Alvo de buscas hoje em operação que investiga o monitoramento ilegal de celulares de autoridades pela Agência Brasileira de Inteligência (Abin), o deputado federal Alexandre Ramagem (PL-RJ) pode dar adeus à disputa pela Prefeitura do Rio de Janeiro. O pré-candidato é considerado pela Polícia Federal suspeito de comandar um sistema paralelo usado para vigiar integrantes do judiciário, políticos e até jornalistas considerados críticos à gestão de Jair Bolsonaro. Suspeitas envolvendo a chamada “Abin paralela” vieram à tona em reportagens de órgãos de imprensa ainda no governo anterior. Dois dias antes de deixar a agência para concorrer à Câmara em 2022, o então diretor-geral determinou a abertura de um expediente interno, mas a apuração não avançou. Novas denúncias na imprensa, então, levaram à Polícia Federal a abrir sua própria investigação. Concluiu-se que funcionários da Abin e da PF, nomeados por Ramagem, conseguiram acessar de forma clandestina o sinal de celulares de diferentes alvos sem o conhecimento das operadoras de telefonia. Adquirido da empresa israelense Cognyte (ex-Verint), o software FirstMile se conecta à infraestrutura de telefonia.
O monitoramento por geolocalização não inclui acesso a conteúdo de conversas ou mensagens, mas permite traçar um rotina de deslocamento do usuário e, por meio do cruzamento com sinais de outros aparelhos, determinar eventuais encontros entre os alvos. A PF tem indícios de que um dos primeiros alvos teria sido o ministro da Educação, Camilo Santana (PT), durante sua gestão como governador do Ceará. Em função da onda de violência promovida pelo crime organizado no estado em 2019, o petista chegou a pedir apoio da Força Nacional. Teriam sido monitorados na mesma época o senador Davi Alcolumbre e o ex-deputado Rodrigo Maia, que comandavam o Senado e a Câmara, respectivamente. Ambos foram acusados nas redes bolsonaristas de planejar um “golpe parlamentarista” contra Bolsonaro. Apoiador do ex-presidente, Roberto Jefferson chegou a falar publicamente sobre o suposto golpe. Mesmo sem provas, o conteúdo foi repercutido por Bolsonaro em uma de suas lives. Investigadores também suspeitam que Gilmar Mendes e Alexandre de Moraes foram monitorados clandestinamente, em meio às tensões entre Executivo e Judiciário.

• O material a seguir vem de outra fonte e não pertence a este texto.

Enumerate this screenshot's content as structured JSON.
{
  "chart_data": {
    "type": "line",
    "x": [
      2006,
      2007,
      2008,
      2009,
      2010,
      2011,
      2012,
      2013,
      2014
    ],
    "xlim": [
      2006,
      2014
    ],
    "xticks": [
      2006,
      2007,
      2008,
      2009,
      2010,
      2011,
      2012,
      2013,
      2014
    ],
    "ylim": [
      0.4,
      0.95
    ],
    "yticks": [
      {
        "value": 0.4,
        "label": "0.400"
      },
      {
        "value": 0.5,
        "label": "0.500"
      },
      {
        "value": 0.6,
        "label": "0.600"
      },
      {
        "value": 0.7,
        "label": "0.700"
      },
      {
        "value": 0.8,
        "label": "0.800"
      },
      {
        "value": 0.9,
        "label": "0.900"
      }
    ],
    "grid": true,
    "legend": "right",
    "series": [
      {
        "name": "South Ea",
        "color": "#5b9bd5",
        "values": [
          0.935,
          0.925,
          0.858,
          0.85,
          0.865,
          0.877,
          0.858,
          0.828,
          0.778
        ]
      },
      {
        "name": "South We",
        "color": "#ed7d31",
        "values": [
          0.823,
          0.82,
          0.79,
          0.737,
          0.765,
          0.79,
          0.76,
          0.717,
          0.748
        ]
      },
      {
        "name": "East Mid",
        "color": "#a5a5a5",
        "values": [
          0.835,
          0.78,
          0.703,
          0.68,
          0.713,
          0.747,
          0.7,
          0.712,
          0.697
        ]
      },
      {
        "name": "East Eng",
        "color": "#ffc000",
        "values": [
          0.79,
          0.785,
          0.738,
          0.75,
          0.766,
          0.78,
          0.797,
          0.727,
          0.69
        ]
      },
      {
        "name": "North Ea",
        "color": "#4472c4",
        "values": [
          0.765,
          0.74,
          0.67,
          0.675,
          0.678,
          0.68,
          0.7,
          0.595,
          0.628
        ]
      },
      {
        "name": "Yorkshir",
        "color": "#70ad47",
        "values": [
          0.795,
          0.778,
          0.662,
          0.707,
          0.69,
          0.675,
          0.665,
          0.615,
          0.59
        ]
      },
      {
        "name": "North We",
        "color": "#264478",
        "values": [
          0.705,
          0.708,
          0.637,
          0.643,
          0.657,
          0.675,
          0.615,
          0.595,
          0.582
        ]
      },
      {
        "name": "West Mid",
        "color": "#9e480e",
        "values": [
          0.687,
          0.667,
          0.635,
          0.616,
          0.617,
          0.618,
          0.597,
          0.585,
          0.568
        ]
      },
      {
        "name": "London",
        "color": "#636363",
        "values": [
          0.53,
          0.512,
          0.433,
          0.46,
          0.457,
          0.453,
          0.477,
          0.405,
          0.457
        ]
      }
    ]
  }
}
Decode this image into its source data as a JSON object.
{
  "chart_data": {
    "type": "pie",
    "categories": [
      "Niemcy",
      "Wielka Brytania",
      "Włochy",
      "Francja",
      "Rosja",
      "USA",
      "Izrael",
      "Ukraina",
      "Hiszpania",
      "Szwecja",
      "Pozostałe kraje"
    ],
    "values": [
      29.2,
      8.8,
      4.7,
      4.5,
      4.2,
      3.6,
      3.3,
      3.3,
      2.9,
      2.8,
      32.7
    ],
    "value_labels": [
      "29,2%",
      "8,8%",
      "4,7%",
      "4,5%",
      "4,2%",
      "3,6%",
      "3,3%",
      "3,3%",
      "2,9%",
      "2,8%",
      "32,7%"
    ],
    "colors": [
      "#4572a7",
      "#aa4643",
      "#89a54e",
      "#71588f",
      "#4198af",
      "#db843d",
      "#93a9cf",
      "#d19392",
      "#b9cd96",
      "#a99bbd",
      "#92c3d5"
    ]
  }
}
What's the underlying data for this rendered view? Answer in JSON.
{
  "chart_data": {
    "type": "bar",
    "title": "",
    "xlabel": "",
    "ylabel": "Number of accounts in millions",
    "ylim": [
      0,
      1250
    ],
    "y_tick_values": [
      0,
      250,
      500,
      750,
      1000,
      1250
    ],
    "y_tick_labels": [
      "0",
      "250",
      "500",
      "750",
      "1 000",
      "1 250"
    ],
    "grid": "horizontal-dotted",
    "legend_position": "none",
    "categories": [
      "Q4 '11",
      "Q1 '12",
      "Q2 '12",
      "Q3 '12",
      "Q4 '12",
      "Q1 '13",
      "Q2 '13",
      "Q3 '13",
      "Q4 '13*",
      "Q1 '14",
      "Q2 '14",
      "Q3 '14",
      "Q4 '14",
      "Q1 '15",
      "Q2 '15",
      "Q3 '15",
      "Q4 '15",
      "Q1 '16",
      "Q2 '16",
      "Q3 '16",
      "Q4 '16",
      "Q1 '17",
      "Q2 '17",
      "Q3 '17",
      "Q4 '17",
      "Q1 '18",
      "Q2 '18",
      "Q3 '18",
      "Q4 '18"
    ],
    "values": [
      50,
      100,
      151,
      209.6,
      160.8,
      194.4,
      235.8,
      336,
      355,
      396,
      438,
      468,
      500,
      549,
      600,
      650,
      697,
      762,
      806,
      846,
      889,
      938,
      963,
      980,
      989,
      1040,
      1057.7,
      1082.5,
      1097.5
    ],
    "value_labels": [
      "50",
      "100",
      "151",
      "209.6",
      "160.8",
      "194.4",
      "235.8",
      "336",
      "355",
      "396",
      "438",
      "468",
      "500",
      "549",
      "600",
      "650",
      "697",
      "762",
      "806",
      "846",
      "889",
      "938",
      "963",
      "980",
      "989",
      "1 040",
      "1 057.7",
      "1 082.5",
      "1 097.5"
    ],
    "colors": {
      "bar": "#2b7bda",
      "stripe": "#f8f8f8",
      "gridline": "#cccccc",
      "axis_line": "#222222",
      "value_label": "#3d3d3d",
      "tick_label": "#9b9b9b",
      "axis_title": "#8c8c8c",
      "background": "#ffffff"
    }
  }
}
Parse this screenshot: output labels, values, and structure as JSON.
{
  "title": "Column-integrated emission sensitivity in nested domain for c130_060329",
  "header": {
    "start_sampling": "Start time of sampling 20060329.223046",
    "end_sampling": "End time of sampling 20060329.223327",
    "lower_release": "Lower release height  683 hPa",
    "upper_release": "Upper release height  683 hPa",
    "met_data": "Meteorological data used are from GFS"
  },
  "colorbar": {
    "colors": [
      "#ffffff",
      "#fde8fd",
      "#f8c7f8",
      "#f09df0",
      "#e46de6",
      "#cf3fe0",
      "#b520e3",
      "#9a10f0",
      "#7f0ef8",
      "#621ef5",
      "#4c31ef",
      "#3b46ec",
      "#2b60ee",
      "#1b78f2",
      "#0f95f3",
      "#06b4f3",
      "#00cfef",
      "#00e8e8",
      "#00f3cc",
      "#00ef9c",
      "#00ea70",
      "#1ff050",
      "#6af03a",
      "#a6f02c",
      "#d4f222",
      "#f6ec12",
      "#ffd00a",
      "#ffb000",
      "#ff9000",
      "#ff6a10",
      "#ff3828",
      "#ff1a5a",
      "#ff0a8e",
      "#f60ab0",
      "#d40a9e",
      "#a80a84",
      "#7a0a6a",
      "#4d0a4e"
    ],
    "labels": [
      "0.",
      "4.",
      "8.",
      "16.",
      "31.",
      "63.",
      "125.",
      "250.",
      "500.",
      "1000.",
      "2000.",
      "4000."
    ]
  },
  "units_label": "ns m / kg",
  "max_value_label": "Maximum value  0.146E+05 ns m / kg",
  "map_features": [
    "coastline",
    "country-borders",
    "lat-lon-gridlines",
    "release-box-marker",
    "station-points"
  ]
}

Por meio da representante brasileira Suntech, a Cognyte fechou ao menos três contratos com a Abin, em montante superior a R$ 17 milhões. Durante sua gestão, Ramagem elevou o nível de sigilo dessas aquisições. Esses contratos também estão sendo investigados pela PF, que, durante operação em outubro passado, cumpriu mandados de busca e apreensão na própria sede da agência. A investigação, que já conta com a colaboração interna de ex-servidores, deve seguir a hierarquia de comando da Abin, então sob controle do GSI de Augusto Heleno, braço-direito de Bolsonaro. Os investigadores não descartam entrar no entorno familiar do ex-presidente, considerando denúncia feita pelo ex-ministro Gustavo Bebianno, pouco antes de morrer em março de 2020, acusando Carlos Bolsonaro de tentar montar uma ‘Abin paralela’ no Planalto. Na ocasião, Bebianno disse que ele e o também ex-ministro Carlos Alberto dos Santos Cruz foram contrários à ideia. Ironicamente, um dos investigados pela PF é o empresário Caio Cesar dos Santos Cruz, filho do general e representante da Cognyte. Ele foi alvo de buscas ainda em outubro. Carlos sempre negou as acusações.